“Down in Mississippi, a ferryman had to pay for two stage-horses that jumped overboard, and the court said that as soon as the property is put on the boat, the boatman has it primâ facie in his charge, and is responsible for it, unless the owner consents to take exclusive charge.”[206]

“I guess I wish we poor chaps could make a prime and fashious charge. I have to work this old machine mornin’, noon, and night, barring when it is too windy, or I have gone to roost, as I live away over there.”[207]

Safely we passed o’er the flood, and safely disembarked and reseated ourselves in the venerable trap, which with creaks and groans—as though rheumatic pains shot through every bolt and bar—ascended the bank.

Just then we passed a heavy wagon. It was on the wrong side of the road, and we narrowly escaped collision. I sung out to the farmer driving it:—

“If you want to drive on the wrong side, old fellow, you should take more care and keep a better lookout,[208] for if an accident had happened, as we had not ample room to avoid your wheels, you would have been liable for the injury, being on the wrong side of the road.”[209]

“Fine day, sir,” was the only response that came, and our driver, with a grin, told me that the old man was as deaf as a door-nail.

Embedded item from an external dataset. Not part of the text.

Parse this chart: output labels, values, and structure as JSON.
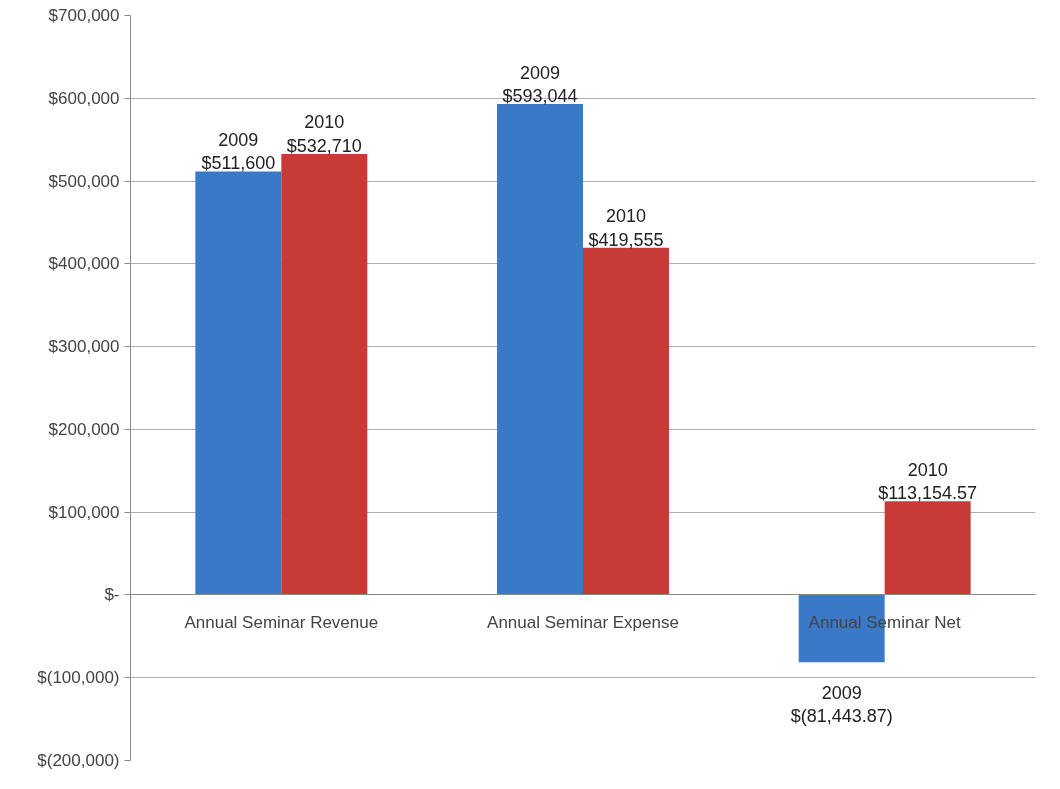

My companion turned and said to me, “I have often wondered why the rules of the road should be so different in England from what they are in America. In the old country the three laws are: First, on meeting, each party shall bear to the left; second, in passing, the passer shall do so on the right hand; and, third, in crossing, the driver shall bear to the left and pass behind the other carriage.[210] In America, the first rule is the reverse, that is, each party must keep to the right;[211] but in passing, the foremost person bears to the left, and the other passes on the off side, and in crossing, the driver bears to the left hand and passes behind the other carriage—at least so says Story.”[212]

“’Tis singular that there should be the difference,” I remarked.

“But that is not the only point of diversity. In England these rules apply as well to equestrians as to carriages; while in the United States a traveller on horseback when meeting another equestrian, or a carriage, may exercise his own notions of prudence, and turn to the right or to the left.[213] Of course common consent and immemorial usage require that a horseman should yield the road to a wagon or other vehicle.[214] If, however, he is mulish and will not turn out when he might safely do so, and his steed is injured by a collision, he is remediless.[215] Again, when one is ahead in America he need not, unless he has some milk of human nature in his veins, turn out at all to let a man behind pass, if there is room enough on either side.”

“But if there is no room, what then?” I queried.